17 abril, 2024

Últimas:

Pesquisadores identificam, documentam e valorizam as mais de 200 línguas faladas no Brasil

Anúncios

Gersem Baniwa ainda se lembra dos castigos que sofria, em meados dos anos 1980, quando falava em Baniwa, sua língua indígena, dentro da escola: uma placa com os dizeres “Eu não sei falar português” era pendurada no pescoço do aluno e só era retirada quando outro cometia o mesmo “pecado”, o de exercer a sua cultura.

— Era uma humilhação psicológica. Para os missionários que comandavam as escolas, as línguas indígenas eram do diabo. E, para o governo, era coisa de gente que não é humana, não era civilizada — diz Gersem, hoje um dos maiores especialistas brasileiros em educação escolar indígena.

Anúncios

Até a Constituição de 1988, era dessa forma preconceituosa que parte do país tratava sua diversidade linguística. Apesar de avanços recentes em pesquisas, ainda não há uma definição clara de quantos idiomas são falados no Brasil. Nesta semana, o IBGE deu início à coleta do Censo 2022 em terras indígenas. Uma das questões é justamente a contagem dos dialetos no território. Na última edição, de 2010, foram registrados 274 idiomas diferentes nas aldeias. No entanto, pesquisas com outras metodologias apontam que esse número pode chegar a 350.
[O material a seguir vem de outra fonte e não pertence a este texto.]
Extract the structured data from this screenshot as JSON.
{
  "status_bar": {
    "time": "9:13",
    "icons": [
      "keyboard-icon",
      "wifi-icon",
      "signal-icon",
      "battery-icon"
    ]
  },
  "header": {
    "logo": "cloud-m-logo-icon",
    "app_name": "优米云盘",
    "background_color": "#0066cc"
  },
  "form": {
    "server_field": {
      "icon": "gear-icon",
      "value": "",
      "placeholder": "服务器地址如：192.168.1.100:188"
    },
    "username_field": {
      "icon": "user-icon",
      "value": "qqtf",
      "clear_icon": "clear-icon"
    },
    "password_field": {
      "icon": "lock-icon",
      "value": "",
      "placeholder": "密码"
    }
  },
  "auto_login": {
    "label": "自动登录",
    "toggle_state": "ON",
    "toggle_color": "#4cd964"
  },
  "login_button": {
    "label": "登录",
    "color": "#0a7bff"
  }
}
Em 2010, o país criou o Inventário Nacional da Diversidade Linguística (INDL), um instrumento oficial de identificação, documentação, reconhecimento e valorização das línguas faladas pelos diferentes grupos formadores da sociedade brasileira. Segundo o Iphan, responsável pelo INDL, o Brasil registra oficialmente línguas indígenas (cujos últimas projeções do órgão foram de 160 a 180); de comunidades descendentes de imigrantes (que o Iphan calcula haver em torno de pelo menos 30); a Libras, Língua Brasileira de Sinais, bem como línguas indígenas de sinais; e, por fim, reminiscências de línguas africanas que fazem parte do universo cultural das religiões de matriz africana no Brasil (em especial, o Iorubá).

Anúncios

Em nota, o instituto afirmou que historicamente a preservação das línguas foi papel única e exclusivo das comunidades linguísticas e à revelia do Estado brasileiro, que, “contrariamente, teve papel central no solapamento de nossa diversidade linguística”. Ainda segundo o Iphan, os esforços oficiais de preservação, valorização e reparação às perdas da diversidade linguística são relativamente recentes e incipientes, se comparados, por exemplo, com países de grande diversidade linguística, como o México e a Colômbia.

“O Brasil é um dos países mais multilíngues em termos absolutos do Globo Terrestre. Entretanto é também um dos países mais hegemonicamente monolíngues, de modo que grande parte da população só se expressa em português, diferentemente de outros países, onde é bem mais comum uma pessoa ter competência na língua oficial nacional, na materna de seu grupo étnico e em uma ou mais línguas de outros países ou de outros grupos étnicos”, apontou o Iphan.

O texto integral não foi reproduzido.